"Grey's Anatomy" has had some pretty sensational storylines -- bomb explosions, plane crashes, mass shootings, etc. -- but not all of the drama happens onscreen.
Four years ago, series star Katherine Heigl caused a bit of a stir on set when she withdrew her name from Emmy consideration because she felt she hadn't been "given the material to warrant a nomination." Writers on the show were reportedly miffed, and though Heigl remained on the show for two years after the incident, her relationship with series creator Shonda Rhimes always seemed strained.
Rhimes -- who also created the "Grey's" spinoff "Private Practice" and the political drama "Scandal," starring Kerry Washington -- recently sat down with Oprah Winfrey for an "Oprah's Next Chapter" interview airing Sunday, Dec. 9, on OWN. Among the topics they covered? Heigl's infamous Emmy snub.
"On some level it stung, and on some level I was not surprised," the "Grey's" head writer, 42, tells Oprah in a teaser for the interview. "When people show you who they are, believe them. I carry that with me a lot. It has served me well."

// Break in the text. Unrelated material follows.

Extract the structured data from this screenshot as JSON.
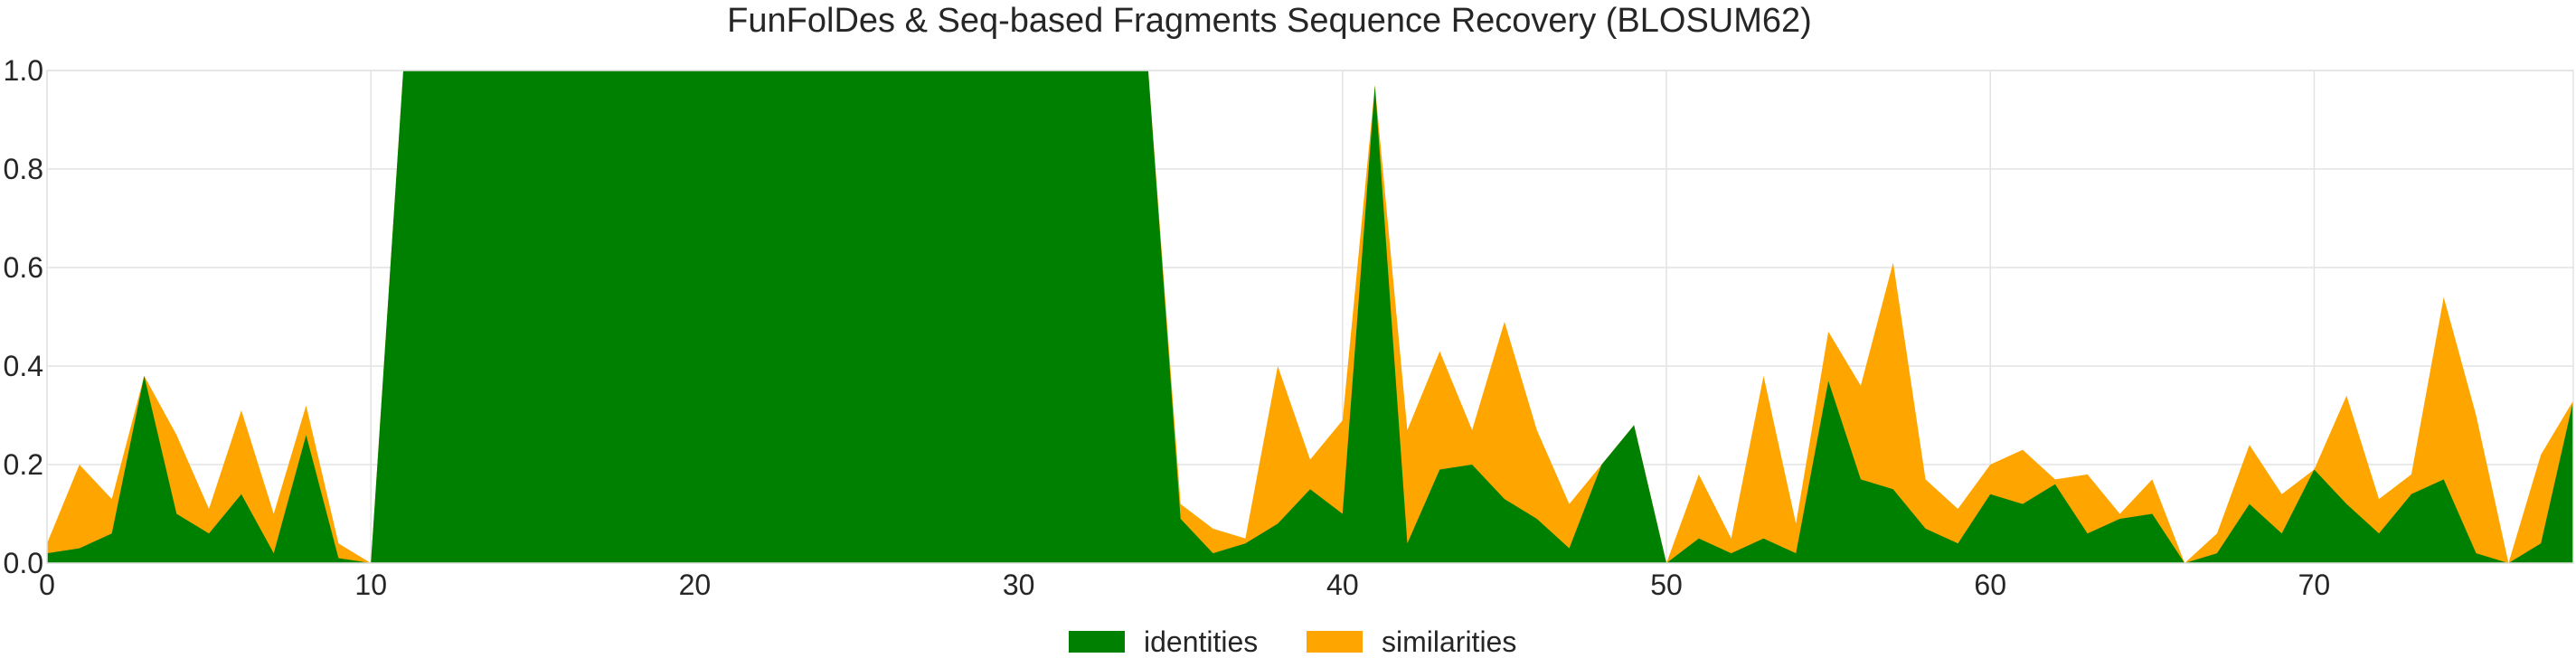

Heigl, 34, left the medical drama in 2010 to pursue film projects and spend more time with her family -- she and husband Josh Kelley adopted daughters Naleigh and Adalaide in fall 2009 and spring 2012, respectively -- but earlier this year, she expressed interest in returning to Seattle Grace Mercy West Hospital to close out her character's arc.
"I've told them I want to," the "Knocked Up" actress told E! News in January. "I really, really, really want to see where [Izzie Stevens] is. I just want to know what happened to her and where she went and what she's doing now. My idea is that she actually, like, figures it out, and finds some success and does really well in a different hospital."
Rhimes had other ideas, and none of them involved Izzie -- or Heigl. "I think it was really nice to hear her appreciating the show. At the same time we are on a track we have been planning," she told TV Guide in response to the star's wish to reprise her role. "The idea of changing that track is not something we are interested in right now."
Rhimes says she's grown a lot since that experience and, in general, during her nine years as a show runner. Speaking to Oprah about her greatest accomplishment over that time, she says: "I think I'm most proud of the fact that I have figured out how to exist as both a creative person and artist, and a businesswoman and manager. Because those two things do not go together."
"For a long time," she continues, "I really had a hard time with the idea that I was supposed to be this person who lived inside her head and created things but also managed a bunch of people and had to lead a group of people. And those two things have sort of come together. And I'm really proud of how that works now."